Out of the Rift (Sequel to The Shifting Cliff)

The tiny man climbed the ladder of words outside his shoddy barn.
It reached over the gable of his rough hewn home,
and into the whistling winds that circled over his dandelion pastures.

There had never been a day where he had not climbed this ladder,
yet somehow today was different.

There had never been a day where sunburnt seeds
did not flit around the shingles that hung haphazardly,
yet somehow today was different.

There had never been a day where he did not glimpse the small man grow immense,
rise to the shutters of the sky, shake and shudder the horizon,
and watch words burst from cracked cliffs like apples tumbling from an orchard tree,
yet somehow today was different.

The tiny man reached the final rung of his ladder,
and gazed down tiredly at his paper house,
then turned his muttering mouth like a drum's day-beat
and began his own chant,
as the sun squeezed its last sunshine like a dripping orange onto the immense rift.

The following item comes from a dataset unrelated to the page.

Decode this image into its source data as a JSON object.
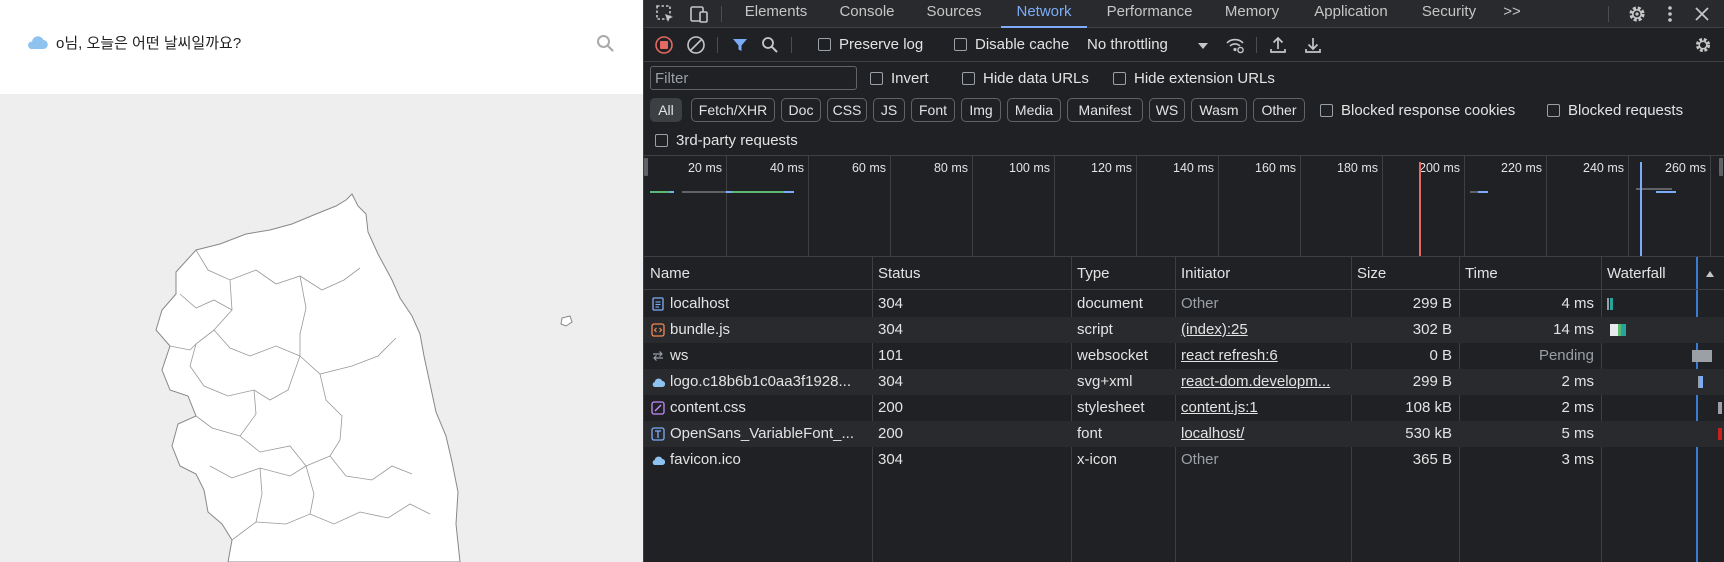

With his chant's cadence rising,
out of the rift rose melancholy, even as the falling day's light cut glorious shadows amongst his trees.
Through the rift a ribboned road, traveled by few, known by fewer, unraveled.
Above the rift a ribboned blue sky peeled backwards and into it's own arms,
splotching blue stains across the fields where the tiny man's crops lay slumbering.
Inside the rift a small man atop a ladder leaned on a paper house,
singing a mournful dirge where once words lay tumbled and jumbled on paper walls.